Moody’s Investors Service (Moody’s) on Friday affirmed a ‘Baa3’ rating on India’s long-term local and foreign-currency sovereign ratings and retained the outlook at ‘stable’. The short-term local currency rating stands at P-3.

The affirmation and stable outlook are driven by Moody’s view that India’s economy is likely to continue to grow rapidly by international standards, although potential growth has come down in the past 7–10 years, the international rating agency said in a statement.

It also flagged that India continues to be weighed down by a high debt burden and weak debt affordability, long-standing features of India’s sovereign rating that Moody’s expects to remain.

India’s fiscal strength remains a key weakness in the sovereign credit profile, balancing high economic strength, it noted. Even as the narrowing fiscal deficit demonstrates the ongoing government’s commitment to longer-term fiscal sustainability, it remains wider than its Baa-rated peers, it added.

Moody’s latest rating action on India came after a meeting that its rating committee had with the Finance Ministry on August 15.

HIGH DEBT BURDEN

Moody’s noted that a lasting upward shift in global and domestic interest rates highlights the risks stemming from a high debt burden and weak debt affordability.
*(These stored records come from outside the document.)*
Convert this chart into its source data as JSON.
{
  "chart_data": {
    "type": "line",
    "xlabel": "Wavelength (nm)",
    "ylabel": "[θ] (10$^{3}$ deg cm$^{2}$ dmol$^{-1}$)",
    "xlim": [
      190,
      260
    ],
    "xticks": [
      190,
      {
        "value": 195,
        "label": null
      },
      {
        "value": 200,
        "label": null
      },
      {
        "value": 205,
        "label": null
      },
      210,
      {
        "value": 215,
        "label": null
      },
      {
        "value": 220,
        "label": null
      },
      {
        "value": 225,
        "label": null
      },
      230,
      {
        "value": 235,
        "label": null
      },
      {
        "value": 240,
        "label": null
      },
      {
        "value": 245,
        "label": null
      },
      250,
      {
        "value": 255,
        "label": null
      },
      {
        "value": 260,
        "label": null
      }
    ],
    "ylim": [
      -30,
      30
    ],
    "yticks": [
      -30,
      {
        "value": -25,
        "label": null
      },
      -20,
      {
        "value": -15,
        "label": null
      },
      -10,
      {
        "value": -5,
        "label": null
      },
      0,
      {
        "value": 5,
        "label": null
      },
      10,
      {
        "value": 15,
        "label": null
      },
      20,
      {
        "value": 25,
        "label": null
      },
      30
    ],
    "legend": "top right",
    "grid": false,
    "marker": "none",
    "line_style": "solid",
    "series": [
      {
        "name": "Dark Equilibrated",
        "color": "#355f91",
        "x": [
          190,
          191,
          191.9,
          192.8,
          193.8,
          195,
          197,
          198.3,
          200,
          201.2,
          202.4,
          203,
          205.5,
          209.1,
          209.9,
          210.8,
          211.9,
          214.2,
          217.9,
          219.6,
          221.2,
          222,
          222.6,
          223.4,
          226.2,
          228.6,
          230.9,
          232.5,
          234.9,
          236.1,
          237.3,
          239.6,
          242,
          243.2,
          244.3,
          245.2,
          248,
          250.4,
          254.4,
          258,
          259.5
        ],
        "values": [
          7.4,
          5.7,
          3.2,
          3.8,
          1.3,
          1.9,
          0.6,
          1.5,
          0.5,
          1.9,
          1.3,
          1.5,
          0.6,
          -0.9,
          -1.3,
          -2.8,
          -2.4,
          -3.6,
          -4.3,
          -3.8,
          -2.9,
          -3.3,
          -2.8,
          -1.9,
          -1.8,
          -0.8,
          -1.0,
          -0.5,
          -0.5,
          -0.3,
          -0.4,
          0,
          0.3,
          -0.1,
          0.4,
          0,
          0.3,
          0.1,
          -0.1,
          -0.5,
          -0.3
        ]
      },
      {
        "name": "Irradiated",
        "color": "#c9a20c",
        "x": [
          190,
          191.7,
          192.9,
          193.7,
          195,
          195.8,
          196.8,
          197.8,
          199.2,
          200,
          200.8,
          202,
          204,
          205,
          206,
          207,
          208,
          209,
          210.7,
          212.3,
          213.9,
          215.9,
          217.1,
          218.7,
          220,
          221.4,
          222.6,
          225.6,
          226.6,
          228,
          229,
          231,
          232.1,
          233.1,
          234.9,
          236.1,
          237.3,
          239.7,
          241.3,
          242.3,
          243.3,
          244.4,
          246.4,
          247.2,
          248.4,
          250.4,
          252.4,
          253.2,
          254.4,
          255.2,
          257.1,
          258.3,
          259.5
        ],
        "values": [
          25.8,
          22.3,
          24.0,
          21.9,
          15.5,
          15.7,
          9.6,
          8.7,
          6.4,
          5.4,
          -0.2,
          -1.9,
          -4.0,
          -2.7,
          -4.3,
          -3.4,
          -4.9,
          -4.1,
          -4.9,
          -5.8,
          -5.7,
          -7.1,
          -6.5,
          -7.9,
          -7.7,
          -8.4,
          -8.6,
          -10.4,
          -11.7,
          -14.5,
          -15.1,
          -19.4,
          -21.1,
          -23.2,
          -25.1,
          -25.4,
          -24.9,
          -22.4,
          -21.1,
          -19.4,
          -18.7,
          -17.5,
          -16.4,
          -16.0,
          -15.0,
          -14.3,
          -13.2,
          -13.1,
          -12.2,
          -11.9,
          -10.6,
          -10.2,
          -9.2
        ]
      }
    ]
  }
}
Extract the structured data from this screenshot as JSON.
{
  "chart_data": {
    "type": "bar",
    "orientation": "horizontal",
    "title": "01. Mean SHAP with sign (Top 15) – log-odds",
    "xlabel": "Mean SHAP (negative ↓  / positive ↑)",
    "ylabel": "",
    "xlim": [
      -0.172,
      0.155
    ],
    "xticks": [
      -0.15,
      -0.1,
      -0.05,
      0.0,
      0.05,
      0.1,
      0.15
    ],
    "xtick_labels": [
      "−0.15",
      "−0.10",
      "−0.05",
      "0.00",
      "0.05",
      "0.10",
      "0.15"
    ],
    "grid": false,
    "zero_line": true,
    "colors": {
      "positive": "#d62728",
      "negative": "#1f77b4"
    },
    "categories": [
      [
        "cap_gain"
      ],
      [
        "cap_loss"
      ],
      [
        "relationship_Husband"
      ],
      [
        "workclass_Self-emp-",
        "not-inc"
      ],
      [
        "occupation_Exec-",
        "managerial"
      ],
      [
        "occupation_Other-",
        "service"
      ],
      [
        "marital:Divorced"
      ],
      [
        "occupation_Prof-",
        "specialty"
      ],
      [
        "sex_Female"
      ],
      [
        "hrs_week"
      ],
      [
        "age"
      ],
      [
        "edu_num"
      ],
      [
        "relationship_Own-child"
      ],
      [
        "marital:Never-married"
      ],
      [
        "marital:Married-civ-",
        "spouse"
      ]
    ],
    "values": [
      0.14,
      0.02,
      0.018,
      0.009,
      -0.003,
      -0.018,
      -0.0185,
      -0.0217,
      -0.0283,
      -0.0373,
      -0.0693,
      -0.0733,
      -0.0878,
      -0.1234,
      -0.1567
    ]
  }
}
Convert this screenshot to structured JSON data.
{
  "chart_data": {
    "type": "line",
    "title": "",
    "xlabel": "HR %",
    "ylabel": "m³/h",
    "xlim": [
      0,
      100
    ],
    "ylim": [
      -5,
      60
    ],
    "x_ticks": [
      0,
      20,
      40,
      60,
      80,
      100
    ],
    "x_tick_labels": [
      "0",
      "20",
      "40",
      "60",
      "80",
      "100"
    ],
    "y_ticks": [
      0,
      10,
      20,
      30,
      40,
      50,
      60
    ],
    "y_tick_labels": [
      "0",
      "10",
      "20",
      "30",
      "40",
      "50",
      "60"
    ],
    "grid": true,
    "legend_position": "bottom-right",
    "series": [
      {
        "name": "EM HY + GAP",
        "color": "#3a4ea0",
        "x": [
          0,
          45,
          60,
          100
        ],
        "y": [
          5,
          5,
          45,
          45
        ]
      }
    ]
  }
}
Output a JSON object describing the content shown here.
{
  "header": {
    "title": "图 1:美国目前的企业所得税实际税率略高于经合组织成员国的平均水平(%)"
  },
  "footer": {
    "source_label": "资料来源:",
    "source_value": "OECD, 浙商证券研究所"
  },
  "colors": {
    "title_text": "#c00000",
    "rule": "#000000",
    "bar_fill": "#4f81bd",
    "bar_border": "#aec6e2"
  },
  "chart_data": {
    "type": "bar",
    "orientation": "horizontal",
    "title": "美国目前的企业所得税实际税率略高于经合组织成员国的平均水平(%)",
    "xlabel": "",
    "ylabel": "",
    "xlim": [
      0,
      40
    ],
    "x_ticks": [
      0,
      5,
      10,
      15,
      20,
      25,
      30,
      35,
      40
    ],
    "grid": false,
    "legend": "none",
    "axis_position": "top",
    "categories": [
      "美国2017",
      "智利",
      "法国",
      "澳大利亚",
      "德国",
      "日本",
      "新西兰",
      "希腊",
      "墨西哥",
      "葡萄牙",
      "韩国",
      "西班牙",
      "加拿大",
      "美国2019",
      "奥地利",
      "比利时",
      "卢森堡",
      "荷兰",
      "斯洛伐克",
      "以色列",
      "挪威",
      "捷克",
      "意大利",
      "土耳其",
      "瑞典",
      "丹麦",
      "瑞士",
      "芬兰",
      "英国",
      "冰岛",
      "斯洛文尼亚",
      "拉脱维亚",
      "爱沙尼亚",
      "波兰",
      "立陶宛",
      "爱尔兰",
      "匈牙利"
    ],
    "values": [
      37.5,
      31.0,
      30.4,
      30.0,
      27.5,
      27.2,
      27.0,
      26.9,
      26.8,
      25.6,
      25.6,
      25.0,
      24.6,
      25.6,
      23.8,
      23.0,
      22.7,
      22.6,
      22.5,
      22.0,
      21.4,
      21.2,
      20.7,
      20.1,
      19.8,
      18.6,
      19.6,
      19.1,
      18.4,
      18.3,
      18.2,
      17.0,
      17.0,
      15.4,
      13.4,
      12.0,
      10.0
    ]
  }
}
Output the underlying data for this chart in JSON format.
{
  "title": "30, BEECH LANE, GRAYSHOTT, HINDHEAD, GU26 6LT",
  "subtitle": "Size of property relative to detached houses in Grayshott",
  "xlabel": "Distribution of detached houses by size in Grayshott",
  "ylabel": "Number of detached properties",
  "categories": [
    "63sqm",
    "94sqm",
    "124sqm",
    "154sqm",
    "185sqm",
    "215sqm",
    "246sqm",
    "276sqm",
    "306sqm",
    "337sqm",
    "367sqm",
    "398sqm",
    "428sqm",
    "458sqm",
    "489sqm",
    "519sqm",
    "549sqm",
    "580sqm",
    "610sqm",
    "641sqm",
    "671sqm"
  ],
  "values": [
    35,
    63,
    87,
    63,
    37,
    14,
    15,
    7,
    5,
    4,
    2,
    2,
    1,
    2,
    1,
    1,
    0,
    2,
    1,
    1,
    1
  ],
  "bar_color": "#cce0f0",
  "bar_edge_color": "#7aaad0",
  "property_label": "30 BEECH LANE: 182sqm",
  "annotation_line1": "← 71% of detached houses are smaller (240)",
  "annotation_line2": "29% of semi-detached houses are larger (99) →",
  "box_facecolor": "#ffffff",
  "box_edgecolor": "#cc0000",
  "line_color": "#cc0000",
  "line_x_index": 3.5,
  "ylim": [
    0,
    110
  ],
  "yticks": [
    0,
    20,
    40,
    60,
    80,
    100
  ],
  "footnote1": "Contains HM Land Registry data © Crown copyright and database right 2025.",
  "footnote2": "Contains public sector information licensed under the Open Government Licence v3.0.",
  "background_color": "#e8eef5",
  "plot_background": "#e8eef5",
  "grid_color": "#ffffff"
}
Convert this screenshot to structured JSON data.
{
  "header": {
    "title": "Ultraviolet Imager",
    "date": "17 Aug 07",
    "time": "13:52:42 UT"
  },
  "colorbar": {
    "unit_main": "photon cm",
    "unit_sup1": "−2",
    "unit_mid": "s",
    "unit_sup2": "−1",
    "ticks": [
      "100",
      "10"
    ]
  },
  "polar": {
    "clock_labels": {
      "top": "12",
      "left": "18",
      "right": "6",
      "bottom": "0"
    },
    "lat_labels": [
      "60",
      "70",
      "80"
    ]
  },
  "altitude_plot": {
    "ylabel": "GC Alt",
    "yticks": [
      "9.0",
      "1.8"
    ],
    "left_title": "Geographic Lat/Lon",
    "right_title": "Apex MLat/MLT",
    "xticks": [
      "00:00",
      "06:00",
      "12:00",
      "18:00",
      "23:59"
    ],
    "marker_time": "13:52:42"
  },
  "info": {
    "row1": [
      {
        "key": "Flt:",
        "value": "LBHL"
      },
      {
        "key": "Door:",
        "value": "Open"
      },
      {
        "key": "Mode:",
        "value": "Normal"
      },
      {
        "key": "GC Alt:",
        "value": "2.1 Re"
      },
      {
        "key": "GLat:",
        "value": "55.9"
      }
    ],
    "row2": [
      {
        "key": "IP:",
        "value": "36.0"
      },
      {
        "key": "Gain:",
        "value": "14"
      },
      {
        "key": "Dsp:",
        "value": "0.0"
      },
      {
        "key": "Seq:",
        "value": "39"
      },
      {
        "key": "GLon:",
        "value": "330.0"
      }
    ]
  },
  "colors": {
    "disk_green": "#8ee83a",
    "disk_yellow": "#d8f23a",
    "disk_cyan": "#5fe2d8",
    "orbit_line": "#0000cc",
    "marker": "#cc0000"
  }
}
Moody’s expects global and domestic interest rates to remain at their current high levels for the foreseeable future, which precludes a greater improvement in debt affordability despite some indications of greater revenue buoyancy than in the past.

Moody’s said the Baa3 rating and stable outlook also take into account a curtailment of civil society and political dissent, compounded by rising domestic political risk.

Moody’s expects India’s economic growth to outpace all other G20 economies through at least the next two years, driven by domestic demand.

MANUFACTURING SECTOR

Over the longer term, constraints on the economy’s ability to deliver a significant increase in manufacturing and improvements in job creation will limit potential growth, according to Moody’s.

Despite some progress in developing the manufacturing sector in recent years, structural weaknesses include trade barriers, protectionist measures, and low education and skill levels for a large part of the population.

POLITICAL TENSION

The curtailment of civil society and political dissent, compounded by rising sectarian tensions, supports a weaker assessment of political risk and the quality of institutions, it said.